In the Charter for Compassion, there is a strong appeal to use this one principle that binds all religions and spiritual traditions--because it's in all of our traditions. And then the Earth Charter puts that same compassion into real situations in the world, the way we live every day.
SGIQ: How do you think it's possible to increase empathy for other people's suffering without becoming overwhelmed by it?
AS: When you close yourself to empathy toward suffering, you also close your heart to participation in the joy of the other. It's about opening the heart. There is so much to do in order to strengthen the capacity for compassion. Because when compassion is there, there is no problem getting an agreement on climate change, because you put yourself in the situation of the other. When we say that every year more than a million children die because of the effects of polluted water, how can we express such facts and continue without being overwhelmed? We cannot become stone because of the enormous burden of all this. But we can integrate into our inner being the knowledge of the human reality behind those figures and really try to speed up all that is necessary.
What is key is whether or not we use our capacity for compassion.
SGIQ: What do you feel about the opening of the hearts of people of different faiths to each other?

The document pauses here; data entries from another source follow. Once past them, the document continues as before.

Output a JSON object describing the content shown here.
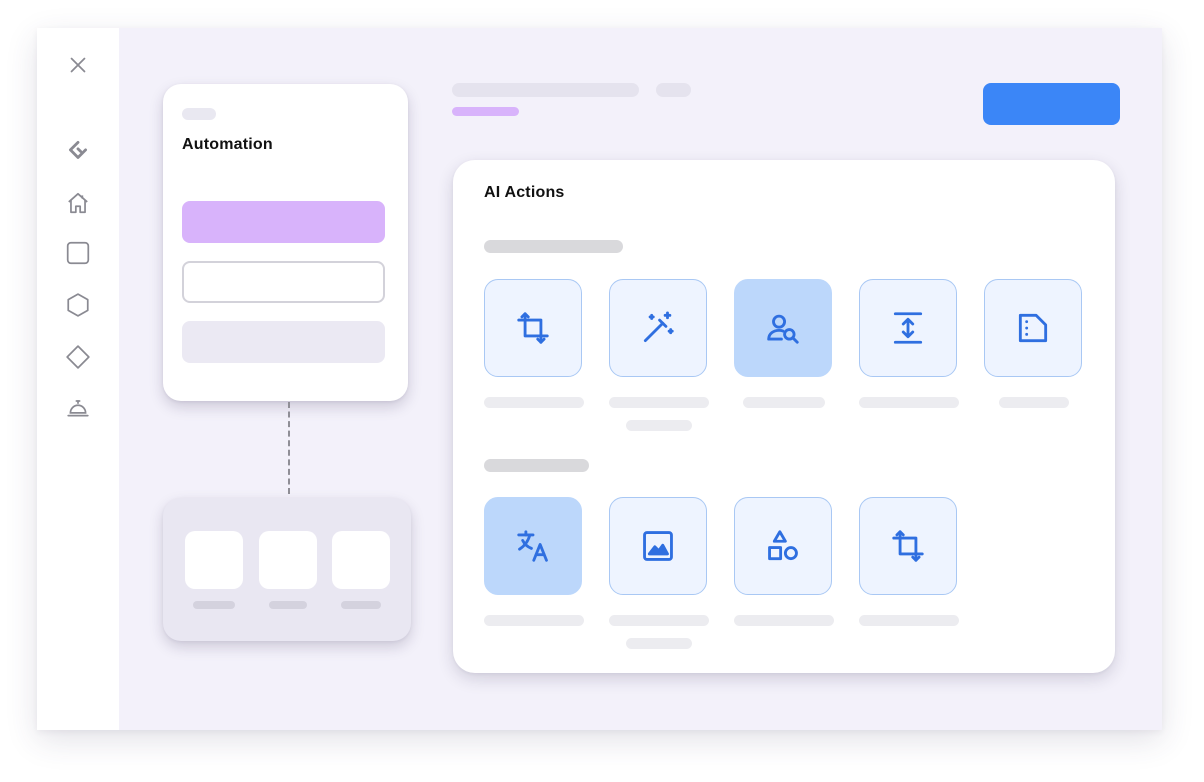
{
  "sidebar": {
    "icons": [
      {
        "name": "close-icon"
      },
      {
        "name": "logo-icon"
      },
      {
        "name": "home-icon"
      },
      {
        "name": "square-icon"
      },
      {
        "name": "hexagon-icon"
      },
      {
        "name": "diamond-icon"
      },
      {
        "name": "service-bell-icon"
      }
    ]
  },
  "automation_card": {
    "title": "Automation"
  },
  "ai_actions": {
    "title": "AI Actions",
    "row1": [
      {
        "icon": "crop-icon",
        "active": false
      },
      {
        "icon": "magic-wand-icon",
        "active": false
      },
      {
        "icon": "person-search-icon",
        "active": true
      },
      {
        "icon": "vertical-resize-icon",
        "active": false
      },
      {
        "icon": "document-icon",
        "active": false
      }
    ],
    "row2": [
      {
        "icon": "translate-icon",
        "active": true
      },
      {
        "icon": "image-icon",
        "active": false
      },
      {
        "icon": "shapes-icon",
        "active": false
      },
      {
        "icon": "crop-icon",
        "active": false
      }
    ]
  },
  "colors": {
    "accent_blue": "#3b86f7",
    "icon_blue": "#2f6fe0",
    "purple_accent": "#d8b3fb",
    "tile_fill": "#eef4ff",
    "tile_active_fill": "#bcd7fb",
    "background": "#f3f1fa"
  }
}
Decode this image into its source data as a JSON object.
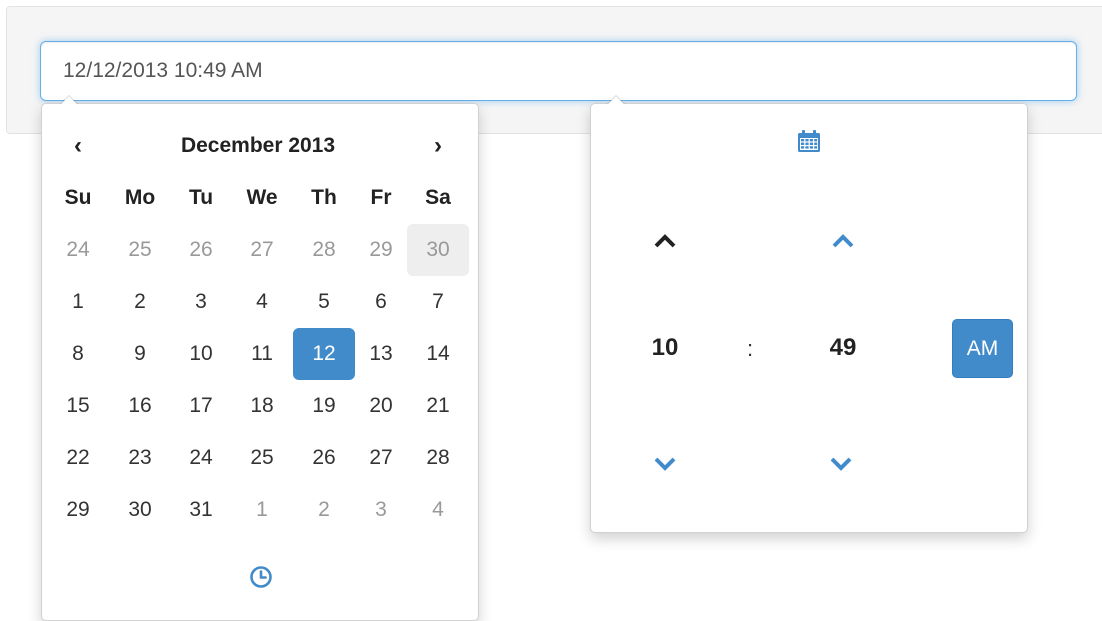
{
  "input": {
    "value": "12/12/2013 10:49 AM"
  },
  "date_picker": {
    "prev": "‹",
    "next": "›",
    "month_year": "December 2013",
    "weekdays": [
      "Su",
      "Mo",
      "Tu",
      "We",
      "Th",
      "Fr",
      "Sa"
    ],
    "weeks": [
      [
        "24",
        "25",
        "26",
        "27",
        "28",
        "29",
        "30"
      ],
      [
        "1",
        "2",
        "3",
        "4",
        "5",
        "6",
        "7"
      ],
      [
        "8",
        "9",
        "10",
        "11",
        "12",
        "13",
        "14"
      ],
      [
        "15",
        "16",
        "17",
        "18",
        "19",
        "20",
        "21"
      ],
      [
        "22",
        "23",
        "24",
        "25",
        "26",
        "27",
        "28"
      ],
      [
        "29",
        "30",
        "31",
        "1",
        "2",
        "3",
        "4"
      ]
    ],
    "selected_day": "12",
    "toggle_icon": "clock-icon"
  },
  "time_picker": {
    "hour": "10",
    "separator": ":",
    "minute": "49",
    "period": "AM",
    "toggle_icon": "calendar-icon"
  },
  "colors": {
    "accent": "#428bca",
    "hover": "#eeeeee",
    "muted": "#999999",
    "focus_border": "#66afe9"
  }
}
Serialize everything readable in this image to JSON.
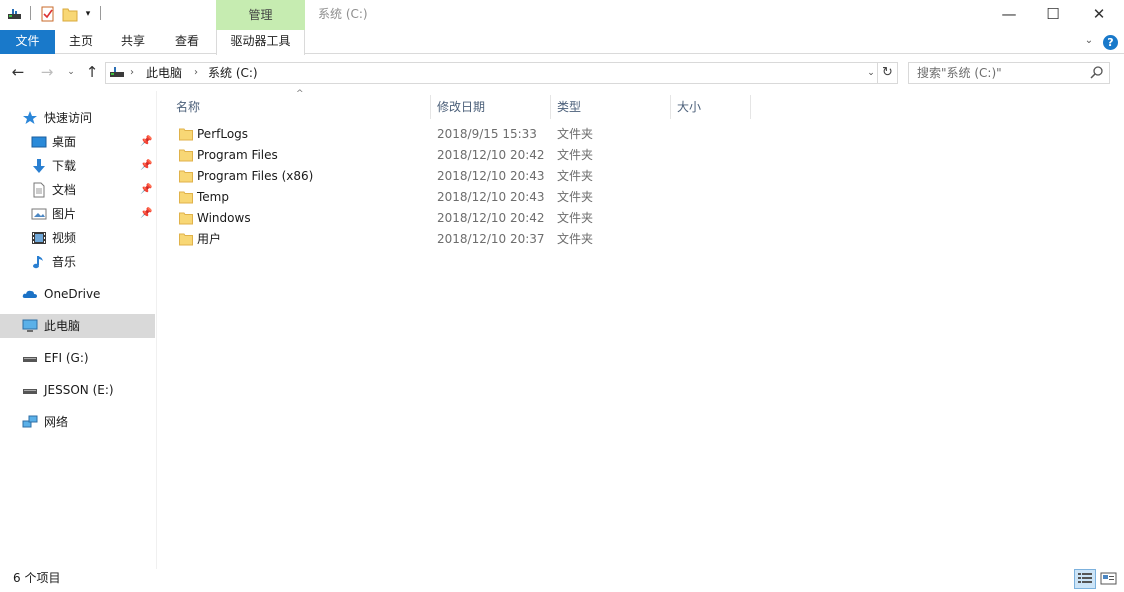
{
  "window": {
    "title": "系统 (C:)",
    "contextual_group": "管理",
    "min_glyph": "—",
    "max_glyph": "☐",
    "close_glyph": "✕"
  },
  "quick_access_toolbar": {
    "dropdown_glyph": "▾"
  },
  "ribbon": {
    "tabs": [
      "文件",
      "主页",
      "共享",
      "查看",
      "驱动器工具"
    ],
    "expand_glyph": "⌄",
    "help_glyph": "?"
  },
  "address": {
    "back_glyph": "←",
    "forward_glyph": "→",
    "recent_glyph": "⌄",
    "up_glyph": "↑",
    "separator_glyph": "›",
    "crumbs": [
      "此电脑",
      "系统 (C:)"
    ],
    "dropdown_glyph": "⌄",
    "refresh_glyph": "↻"
  },
  "search": {
    "placeholder": "搜索\"系统 (C:)\""
  },
  "navigation": {
    "quick_access": "快速访问",
    "pin_glyph": "📌",
    "pinned": [
      {
        "label": "桌面",
        "icon": "desktop-icon",
        "pinned": true
      },
      {
        "label": "下载",
        "icon": "download-icon",
        "pinned": true
      },
      {
        "label": "文档",
        "icon": "documents-icon",
        "pinned": true
      },
      {
        "label": "图片",
        "icon": "pictures-icon",
        "pinned": true
      },
      {
        "label": "视频",
        "icon": "videos-icon",
        "pinned": false
      },
      {
        "label": "音乐",
        "icon": "music-icon",
        "pinned": false
      }
    ],
    "onedrive": "OneDrive",
    "this_pc": "此电脑",
    "drive_g": "EFI (G:)",
    "drive_e": "JESSON (E:)",
    "network": "网络"
  },
  "columns": {
    "name": "名称",
    "date": "修改日期",
    "type": "类型",
    "size": "大小",
    "sort_glyph": "^"
  },
  "files": [
    {
      "name": "PerfLogs",
      "modified": "2018/9/15 15:33",
      "type": "文件夹"
    },
    {
      "name": "Program Files",
      "modified": "2018/12/10 20:42",
      "type": "文件夹"
    },
    {
      "name": "Program Files (x86)",
      "modified": "2018/12/10 20:43",
      "type": "文件夹"
    },
    {
      "name": "Temp",
      "modified": "2018/12/10 20:43",
      "type": "文件夹"
    },
    {
      "name": "Windows",
      "modified": "2018/12/10 20:42",
      "type": "文件夹"
    },
    {
      "name": "用户",
      "modified": "2018/12/10 20:37",
      "type": "文件夹"
    }
  ],
  "status": {
    "item_count": "6 个项目"
  },
  "colors": {
    "accent": "#1979ca",
    "manage_group": "#c6ecb1",
    "folder": "#f8d775",
    "selected_nav": "#d9d9d9"
  }
}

AS: I cannot live a truly Jewish life without my fellow human beings who are of other spiritual traditions. I have been inspired and strengthened by them. I would say that only when we recognize that we desperately need each other can we bring about a world of peace and justice. I do think that in the spiritual traditions there is an extra potential and responsibility.
What will save this world is cooperation. When I was a baby, my parents were in hiding [from the Nazis] in a hole in the ground on a farm in Holland. My father received a request to write some lessons for a Jewish boy who was hidden in a different farm, to prepare him for his Bar Mitzvah. Not so long ago the boy, who survived, contacted me, and I received the text. Next to the same passage that I just quoted about "let us create the human being," my father writes, "My young friend, note this--God has created human beings with a purpose, and that is for the human being to restore the world to the original meaning, the meaning that God wanted; and that is a world filled with cooperation, love, truth and righteousness." Now imagine, my father in a hole in the ground, hunted like an animal. . . The order is so important, the first is cooperation, then there is love, then there is truth. Love is there before truth, then there is justice.
If we ask ourselves, in our different spiritual traditions, "What can we do?" I would suggest we start with this: God has created us as human beings in such a way that in the first three or four years of our life we cannot survive but by the love and care of others. Let's ensure that every infant in the world is receiving that care and support, and when we do that, we'll encounter all the other necessary things, the change in habits, the value changes and everything that has to happen in our society, and we'll become responsible citizens to each other. We promised in the Millennium Development Goals that every child would have basic education by 2015. Without the religious leadership and the people in the spiritual traditions, we won't be able to do it. Opening up to the community of life is a process of hope, because hope propels us to action. Compassion opens the heart. And when the heart is open, nothing is impossible.